PCS becomes latest firm to give loss estimate as analysts stress situation is still fluid

A great deal of uncertainty remains as to the extent of the insured losses from the ongoing fighting in Ukraine, some of the estimates ranging from more than $10bn to as much as $35bn.

Lloyd’s chief executive, John Neal, has warned the full extent of the losses could take years to be properly revealed, due to legal battles over technicalities.

The latest estimate came from Property Claim Services (PCS), which said insured losses arising from the Russian invasion of Ukraine could range from $13.05bn to $23bn.

Stressing the caveat that the loss figures are preliminary, PCS said its working estimate for insured losses stemming from the conflict is $20.6bn.

However, last week S&P Global Ratings issued a report that claimed the Russia-Ukraine war could result in insured losses of $16bn to $35bn, with specialty lines being the most exposed and aviation the hardest hit.

The rating agency said the top 21 global reinsurers are likely to assume around 50% of the specialty lines losses, adding those losses “are likely to be an earnings event for most reinsurers but could become a capital event for a few outliers”.

Analysts at JMP Securities said losses arising from the war are likely to be concentrated among a small pool of carriers given the niche lines affected

One area of particular concern is aviation losses, with the fate of a small fleet of Western-owned but Russian-leased planes that have effectively been seized by Russian authorities remaining a worry for the industry.

The $3.5bn insurance claim lodged by AerCap, the world’s largest aircraft leasing company, to cover the potential loss of its planes and engines that remain stuck in Russia will have worried insurers.

The PCS estimate includes $7bn to $13bn insured losses in aviation lines, with a current working estimate of $10bn.

Under one scenario, S&P said it sees $6bn of aviation losses and $10bn of other specialty lines losses, reflecting reports 78 out of 515 aircraft (with total insured value of around $12bn) leased to Russian airlines have been recovered.

Under the costliest scenario outlined by S&P, aviation losses would hit $15bn and other specialty lines $20bn, with the majority of policies not cancellable and the majority of court cases ruled in favour of lessors.

In marine lines, PCS expects $3bn to $6bn in insured losses, with a working estimate of around $5bn.
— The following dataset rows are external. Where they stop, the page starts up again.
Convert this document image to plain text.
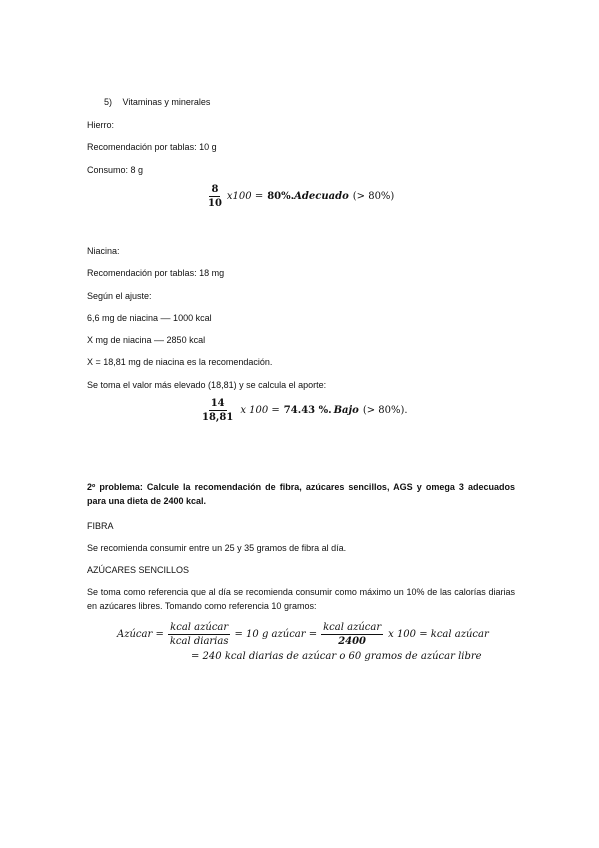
5) Vitaminas y minerales
Hierro:
Recomendación por tablas: 10 g
Consumo: 8 g
$\frac{8}{10} x100 = 80\%$. Adecuado (> 80%)
Niacina:
Recomendación por tablas: 18 mg
Según el ajuste:
6,6 mg de niacina –– 1000 kcal
X mg de niacina –– 2850 kcal
X = 18,81 mg de niacina es la recomendación.
Se toma el valor más elevado (18,81) y se calcula el aporte:
$\frac{14}{18,81}$ x 100 = 74.43 %. Bajo (> 80%).
2º problema: Calcule la recomendación de fibra, azúcares sencillos, AGS y omega 3 adecuados para una dieta de 2400 kcal.
FIBRA
Se recomienda consumir entre un 25 y 35 gramos de fibra al día.
AZÚCARES SENCILLOS
Se toma como referencia que al día se recomienda consumir como máximo un 10% de las calorías diarias en azúcares libres. Tomando como referencia 10 gramos:
Azúcar = $\frac{\text{kcal azúcar}}{\text{kcal diarias}} = 10$ g azúcar = $\frac{\text{kcal azúcar}}{2400}$ x 100 = kcal azúcar
= 240 kcal diarias de azúcar o 60 gramos de azúcar libre
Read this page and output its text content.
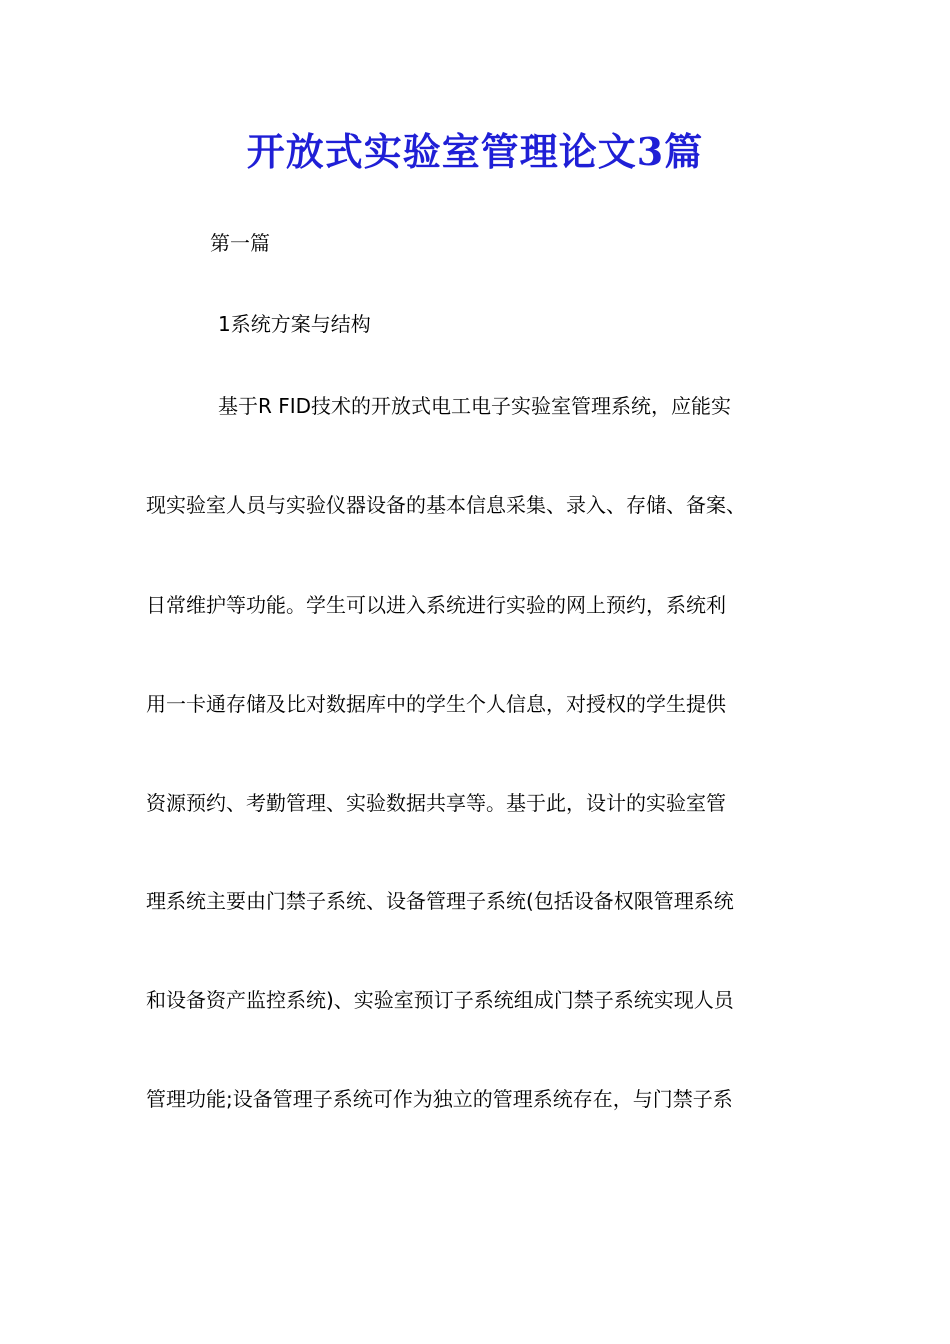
开放式实验室管理论文3篇

第一篇

1系统方案与结构

基于R FID技术的开放式电工电子实验室管理系统，应能实

现实验室人员与实验仪器设备的基本信息采集、录入、存储、备案、

日常维护等功能。学生可以进入系统进行实验的网上预约，系统利

用一卡通存储及比对数据库中的学生个人信息，对授权的学生提供

资源预约、考勤管理、实验数据共享等。基于此，设计的实验室管

理系统主要由门禁子系统、设备管理子系统(包括设备权限管理系统

和设备资产监控系统)、实验室预订子系统组成门禁子系统实现人员

管理功能;设备管理子系统可作为独立的管理系统存在，与门禁子系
Energy lines are expected to see $1bn to $4bn of insured losses, with a working estimate of $2.5bn.

PCS expects the insurance industry to field at least $2bn in property per-risk claims, although it did not list a top end to the expected range owing to uncertainties. Its working estimate for property per-risk losses is around $3bn.

Rounding out the loss estimate, PCS expects the conflict to generate only $100m of personal and small commercial property losses, in part owing to the low insurance uptake in Ukraine.

Looking at the likely losses faced by individual companies, Swiss Re is facing reinsured claims from the war in Ukraine of around $500m, analysts at Jefferies said.

The estimate from Jefferies is based on a reinsurance industry loss of $5bn, with Swiss Re taking a market share of 10%. The loss estimate for Swiss Re is broadly in line with analysts’ €500m estimate for Munich Re.

Scor is expecting to book claims relating to the Ukraine crisis in the “high double-digit” million Euros in the first quarter of the year.

S&P’s sector outlook for the global reinsurance insurance is negative, reflecting ongoing challenges to meet the cost of capital, which has been exacerbated by first-quarter catastrophe losses, Russia’s invasion of Ukraine and rising inflation. However, the industry remains well capitalised and positive reinsurance pricing momentum is expected to continue in upcoming renewals, S&P said.

The reinsurance sector has “sufficient buffer” to handle the war-related losses, given its annual pre-tax profit of around $22.5bn and catastrophe budget of around $13bn, S&P said.